In November 2022, Usman was signed by the Chattogram Challengers to play for them in the 2022–23 Bangladesh Premier League. On 9 January 2023, he hit his maiden century in T20 cricket, scoring 103 runs off just 58 balls against the Khulna Tigers, guiding his team to the first win of the tournament by 9 wickets.

On 11 March 2023, he recorded a century off just 36 deliveries in the Pakistan Super League which is the fastest by a batter in the league's history. In PSL 9, he scored two more centuries. He scored 430 runs in just 7 matches for Multan Sultans with an average of 107.5. Usman Khan joined a Pakistan Team training Camp at Kakul, Abbottabad in April 2024. He made his debut for Pakistan on 18 April 2024 against New Zealand, in their 2024 T20 tour of Pakistan.

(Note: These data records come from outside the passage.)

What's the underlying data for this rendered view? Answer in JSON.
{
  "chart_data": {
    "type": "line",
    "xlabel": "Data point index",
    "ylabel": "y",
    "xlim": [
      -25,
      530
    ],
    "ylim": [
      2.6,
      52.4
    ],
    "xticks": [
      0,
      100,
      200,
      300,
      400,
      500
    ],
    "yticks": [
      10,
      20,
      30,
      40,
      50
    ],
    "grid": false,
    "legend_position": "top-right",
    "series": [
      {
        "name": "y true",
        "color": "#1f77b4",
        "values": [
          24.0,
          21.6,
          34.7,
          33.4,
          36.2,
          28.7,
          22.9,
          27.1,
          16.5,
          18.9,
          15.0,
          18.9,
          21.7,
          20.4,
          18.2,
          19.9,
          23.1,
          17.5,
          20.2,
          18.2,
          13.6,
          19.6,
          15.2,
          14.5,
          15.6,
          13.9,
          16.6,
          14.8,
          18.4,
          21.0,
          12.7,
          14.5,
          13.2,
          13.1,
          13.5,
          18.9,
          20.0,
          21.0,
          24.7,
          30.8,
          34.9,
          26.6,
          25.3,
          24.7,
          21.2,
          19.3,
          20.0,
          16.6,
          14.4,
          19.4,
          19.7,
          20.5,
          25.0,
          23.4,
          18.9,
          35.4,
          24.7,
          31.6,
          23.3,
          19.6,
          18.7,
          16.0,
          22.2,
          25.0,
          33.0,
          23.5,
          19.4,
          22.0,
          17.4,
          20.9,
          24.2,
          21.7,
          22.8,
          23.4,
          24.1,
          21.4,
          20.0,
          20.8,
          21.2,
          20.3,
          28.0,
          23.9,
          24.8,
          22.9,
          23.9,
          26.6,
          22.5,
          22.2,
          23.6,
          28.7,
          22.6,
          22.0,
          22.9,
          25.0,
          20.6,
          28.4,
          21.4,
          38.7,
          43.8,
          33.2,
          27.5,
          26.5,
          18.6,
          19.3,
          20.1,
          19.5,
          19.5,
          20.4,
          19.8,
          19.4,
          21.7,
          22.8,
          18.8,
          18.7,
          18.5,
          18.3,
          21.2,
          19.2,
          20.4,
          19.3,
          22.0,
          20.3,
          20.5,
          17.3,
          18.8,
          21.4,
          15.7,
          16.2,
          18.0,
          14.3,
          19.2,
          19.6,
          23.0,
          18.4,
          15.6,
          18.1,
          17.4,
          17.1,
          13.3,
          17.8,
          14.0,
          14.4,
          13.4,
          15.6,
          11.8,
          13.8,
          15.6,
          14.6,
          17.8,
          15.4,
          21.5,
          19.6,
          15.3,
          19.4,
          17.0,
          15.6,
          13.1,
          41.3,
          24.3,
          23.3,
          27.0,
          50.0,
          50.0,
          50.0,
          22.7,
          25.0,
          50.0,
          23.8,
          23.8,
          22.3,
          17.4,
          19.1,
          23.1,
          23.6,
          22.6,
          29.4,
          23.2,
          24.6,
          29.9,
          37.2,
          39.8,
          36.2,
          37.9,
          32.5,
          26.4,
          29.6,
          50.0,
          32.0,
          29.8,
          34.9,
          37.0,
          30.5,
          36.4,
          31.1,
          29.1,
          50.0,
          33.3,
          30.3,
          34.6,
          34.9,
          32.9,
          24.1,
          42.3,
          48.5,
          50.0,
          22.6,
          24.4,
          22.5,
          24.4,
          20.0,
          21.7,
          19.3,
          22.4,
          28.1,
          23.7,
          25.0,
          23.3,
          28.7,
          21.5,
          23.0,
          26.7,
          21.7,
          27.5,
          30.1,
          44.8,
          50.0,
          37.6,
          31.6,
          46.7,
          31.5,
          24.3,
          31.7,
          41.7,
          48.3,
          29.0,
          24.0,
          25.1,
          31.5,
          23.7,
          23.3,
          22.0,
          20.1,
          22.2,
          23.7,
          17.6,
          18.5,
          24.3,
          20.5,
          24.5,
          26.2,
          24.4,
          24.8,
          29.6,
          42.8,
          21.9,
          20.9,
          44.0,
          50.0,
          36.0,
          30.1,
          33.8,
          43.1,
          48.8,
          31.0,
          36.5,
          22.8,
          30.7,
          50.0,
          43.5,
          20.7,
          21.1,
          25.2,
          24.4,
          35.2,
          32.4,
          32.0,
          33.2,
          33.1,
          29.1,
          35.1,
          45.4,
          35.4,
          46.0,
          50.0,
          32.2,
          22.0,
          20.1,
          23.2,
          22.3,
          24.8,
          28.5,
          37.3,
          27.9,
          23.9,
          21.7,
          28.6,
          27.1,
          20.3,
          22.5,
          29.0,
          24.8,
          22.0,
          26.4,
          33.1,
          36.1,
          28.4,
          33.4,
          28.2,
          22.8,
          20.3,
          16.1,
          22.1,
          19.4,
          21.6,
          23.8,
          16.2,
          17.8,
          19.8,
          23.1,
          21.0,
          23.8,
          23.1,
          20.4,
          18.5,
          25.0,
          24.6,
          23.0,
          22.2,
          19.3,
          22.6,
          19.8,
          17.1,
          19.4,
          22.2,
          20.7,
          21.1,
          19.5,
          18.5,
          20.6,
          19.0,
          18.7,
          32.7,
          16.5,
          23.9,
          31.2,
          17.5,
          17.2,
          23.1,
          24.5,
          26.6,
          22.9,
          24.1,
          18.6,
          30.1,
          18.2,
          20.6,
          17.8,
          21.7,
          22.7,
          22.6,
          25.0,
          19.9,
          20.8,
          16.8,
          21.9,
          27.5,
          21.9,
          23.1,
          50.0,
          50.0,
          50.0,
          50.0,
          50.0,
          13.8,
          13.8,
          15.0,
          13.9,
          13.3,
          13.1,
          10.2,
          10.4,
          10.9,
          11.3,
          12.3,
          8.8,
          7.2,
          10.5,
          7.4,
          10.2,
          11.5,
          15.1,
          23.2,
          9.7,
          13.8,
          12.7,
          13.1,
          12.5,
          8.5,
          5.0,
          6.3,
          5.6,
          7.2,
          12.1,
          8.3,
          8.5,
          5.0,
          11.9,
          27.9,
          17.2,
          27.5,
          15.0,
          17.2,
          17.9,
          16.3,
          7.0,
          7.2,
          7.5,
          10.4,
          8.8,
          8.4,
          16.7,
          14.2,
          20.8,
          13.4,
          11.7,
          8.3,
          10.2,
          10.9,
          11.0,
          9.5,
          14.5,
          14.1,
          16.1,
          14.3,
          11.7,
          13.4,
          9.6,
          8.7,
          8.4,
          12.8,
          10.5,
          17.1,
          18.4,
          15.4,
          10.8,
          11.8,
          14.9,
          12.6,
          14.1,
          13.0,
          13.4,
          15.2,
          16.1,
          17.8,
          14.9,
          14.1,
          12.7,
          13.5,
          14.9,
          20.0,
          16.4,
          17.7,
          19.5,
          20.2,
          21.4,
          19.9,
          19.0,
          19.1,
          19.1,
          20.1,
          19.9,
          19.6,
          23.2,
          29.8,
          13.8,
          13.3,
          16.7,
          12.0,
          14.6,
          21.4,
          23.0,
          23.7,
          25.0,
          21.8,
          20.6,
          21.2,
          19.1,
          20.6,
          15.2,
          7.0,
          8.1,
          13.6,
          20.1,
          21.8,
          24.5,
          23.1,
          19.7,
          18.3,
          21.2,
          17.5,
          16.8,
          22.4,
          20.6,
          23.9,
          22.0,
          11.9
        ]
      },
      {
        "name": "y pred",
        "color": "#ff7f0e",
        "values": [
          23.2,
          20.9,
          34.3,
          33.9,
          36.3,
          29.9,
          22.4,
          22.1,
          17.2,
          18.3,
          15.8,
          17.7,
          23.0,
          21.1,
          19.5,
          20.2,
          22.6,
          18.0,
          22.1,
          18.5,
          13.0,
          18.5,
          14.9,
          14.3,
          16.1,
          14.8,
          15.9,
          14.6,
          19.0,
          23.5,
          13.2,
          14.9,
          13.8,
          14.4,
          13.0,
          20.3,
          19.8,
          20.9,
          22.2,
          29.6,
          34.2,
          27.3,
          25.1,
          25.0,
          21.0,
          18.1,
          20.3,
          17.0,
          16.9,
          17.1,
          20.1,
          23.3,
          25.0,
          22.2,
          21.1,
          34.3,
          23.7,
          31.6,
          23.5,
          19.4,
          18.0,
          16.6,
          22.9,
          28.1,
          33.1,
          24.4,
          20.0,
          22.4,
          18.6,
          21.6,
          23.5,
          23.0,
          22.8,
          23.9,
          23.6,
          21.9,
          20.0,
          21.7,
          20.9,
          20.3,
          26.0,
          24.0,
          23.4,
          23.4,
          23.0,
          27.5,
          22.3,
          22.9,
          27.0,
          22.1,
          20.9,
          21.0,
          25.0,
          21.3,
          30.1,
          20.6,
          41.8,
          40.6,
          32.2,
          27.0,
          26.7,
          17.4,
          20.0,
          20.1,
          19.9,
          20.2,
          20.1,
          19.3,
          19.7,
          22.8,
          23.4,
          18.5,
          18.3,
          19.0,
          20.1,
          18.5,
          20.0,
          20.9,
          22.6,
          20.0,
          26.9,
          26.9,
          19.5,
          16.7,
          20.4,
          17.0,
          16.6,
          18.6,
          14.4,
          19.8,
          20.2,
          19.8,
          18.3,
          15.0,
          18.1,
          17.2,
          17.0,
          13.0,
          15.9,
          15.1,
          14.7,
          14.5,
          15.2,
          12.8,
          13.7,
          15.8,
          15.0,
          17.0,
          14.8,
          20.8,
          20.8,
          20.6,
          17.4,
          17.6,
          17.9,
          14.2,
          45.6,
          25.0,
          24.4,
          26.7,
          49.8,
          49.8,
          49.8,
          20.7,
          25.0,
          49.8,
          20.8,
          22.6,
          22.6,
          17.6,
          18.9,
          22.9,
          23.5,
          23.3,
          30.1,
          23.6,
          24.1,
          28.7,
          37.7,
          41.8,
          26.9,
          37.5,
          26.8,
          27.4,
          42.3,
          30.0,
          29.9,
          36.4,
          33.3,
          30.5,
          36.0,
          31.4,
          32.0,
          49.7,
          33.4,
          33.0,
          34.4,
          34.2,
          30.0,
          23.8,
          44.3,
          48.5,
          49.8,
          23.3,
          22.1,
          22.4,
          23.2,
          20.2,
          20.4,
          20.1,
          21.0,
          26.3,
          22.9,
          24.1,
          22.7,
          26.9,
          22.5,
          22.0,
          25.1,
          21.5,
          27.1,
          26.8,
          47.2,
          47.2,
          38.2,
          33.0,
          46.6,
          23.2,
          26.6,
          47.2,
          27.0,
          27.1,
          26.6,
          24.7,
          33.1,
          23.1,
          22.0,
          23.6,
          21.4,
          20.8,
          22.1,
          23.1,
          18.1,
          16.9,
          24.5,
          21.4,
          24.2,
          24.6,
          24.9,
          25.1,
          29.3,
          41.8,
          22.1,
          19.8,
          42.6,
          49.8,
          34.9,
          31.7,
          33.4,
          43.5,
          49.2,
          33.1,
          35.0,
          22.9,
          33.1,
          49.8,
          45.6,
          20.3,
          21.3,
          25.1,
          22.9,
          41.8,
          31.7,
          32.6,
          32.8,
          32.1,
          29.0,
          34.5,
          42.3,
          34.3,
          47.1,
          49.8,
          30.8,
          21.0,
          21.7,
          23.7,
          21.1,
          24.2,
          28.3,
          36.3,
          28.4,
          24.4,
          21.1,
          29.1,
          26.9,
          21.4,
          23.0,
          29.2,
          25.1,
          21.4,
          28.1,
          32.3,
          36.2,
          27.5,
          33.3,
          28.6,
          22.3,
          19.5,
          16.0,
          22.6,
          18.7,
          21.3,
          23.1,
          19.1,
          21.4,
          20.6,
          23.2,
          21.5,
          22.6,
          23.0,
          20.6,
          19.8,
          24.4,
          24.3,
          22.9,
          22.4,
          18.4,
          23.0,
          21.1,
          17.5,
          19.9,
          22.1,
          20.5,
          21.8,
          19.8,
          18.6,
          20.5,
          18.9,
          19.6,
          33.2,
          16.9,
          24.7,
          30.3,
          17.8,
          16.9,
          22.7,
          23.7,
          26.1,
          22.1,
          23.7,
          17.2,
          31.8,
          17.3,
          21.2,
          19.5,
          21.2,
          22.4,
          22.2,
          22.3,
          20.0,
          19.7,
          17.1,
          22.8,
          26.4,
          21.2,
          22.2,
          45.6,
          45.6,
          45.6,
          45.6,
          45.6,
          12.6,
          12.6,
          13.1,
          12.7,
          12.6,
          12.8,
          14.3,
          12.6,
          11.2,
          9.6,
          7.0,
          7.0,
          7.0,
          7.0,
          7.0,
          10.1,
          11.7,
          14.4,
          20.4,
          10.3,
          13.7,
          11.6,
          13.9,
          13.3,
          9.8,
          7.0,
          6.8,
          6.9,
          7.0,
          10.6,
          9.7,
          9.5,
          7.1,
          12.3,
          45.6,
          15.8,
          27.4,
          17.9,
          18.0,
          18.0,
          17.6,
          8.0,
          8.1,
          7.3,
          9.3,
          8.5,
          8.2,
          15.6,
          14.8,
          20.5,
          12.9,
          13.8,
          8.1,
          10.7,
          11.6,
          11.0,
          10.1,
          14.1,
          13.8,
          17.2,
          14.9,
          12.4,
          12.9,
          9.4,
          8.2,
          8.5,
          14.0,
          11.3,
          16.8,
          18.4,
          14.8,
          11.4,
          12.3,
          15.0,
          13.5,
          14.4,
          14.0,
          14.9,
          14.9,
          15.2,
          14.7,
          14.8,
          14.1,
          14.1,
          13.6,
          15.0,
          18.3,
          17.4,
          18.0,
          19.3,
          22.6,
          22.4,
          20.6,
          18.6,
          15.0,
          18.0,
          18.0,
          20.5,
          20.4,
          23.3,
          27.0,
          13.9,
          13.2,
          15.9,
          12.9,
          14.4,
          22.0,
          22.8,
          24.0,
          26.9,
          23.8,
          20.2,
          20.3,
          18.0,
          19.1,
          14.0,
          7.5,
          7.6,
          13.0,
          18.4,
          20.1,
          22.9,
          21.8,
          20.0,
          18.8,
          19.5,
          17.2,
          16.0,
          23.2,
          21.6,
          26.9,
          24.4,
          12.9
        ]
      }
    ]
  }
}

=== United Arab Emirates ===
In 2020, Khan relocated to Ajman in the United Arab Emirates where he worked in the purchasing department of a gas distribution company. In 2022, he took on employment as a security guard and storekeeper while continuing to play domestic cricket in the UAE alongside his work commitments.

In 2023, Khan announced his intention to qualify for the United Arab Emirates national cricket team, stating "my dream is to play for UAE". He began the process of meeting ICC residency qualifications for the UAE, but subsequently abandoned his attempt to qualify for the UAE after being selected for Pakistan. In April 2024, the Emirates Cricket Board (ECB) banned Khan from domestic cricket in the UAE for five years, stating he had "misrepresented to ECB about his decision to play for the UAE team" and had "used the opportunities and development provided by the ECB to him to seek out other prospects and it was evident he was no longer wanting to play for ECB nor complete the eligibility criteria which he was under an obligation to do".

==International career==
Khan made his T20 International debut for Pakistan against the New Zealand in April 2024. The following month, he was included in Pakistan's squad for the 2024 ICC Men's T20 World Cup held in the West Indies and the United States.

In March 2025, Khan made his ODI debut, also against New Zealand, during the team's tour of Pakistan. He was named in Pakistan's white-ball squads for the home series against South Africa and the tri-nation series with Sri Lanka and Zimbabwe in October 2025.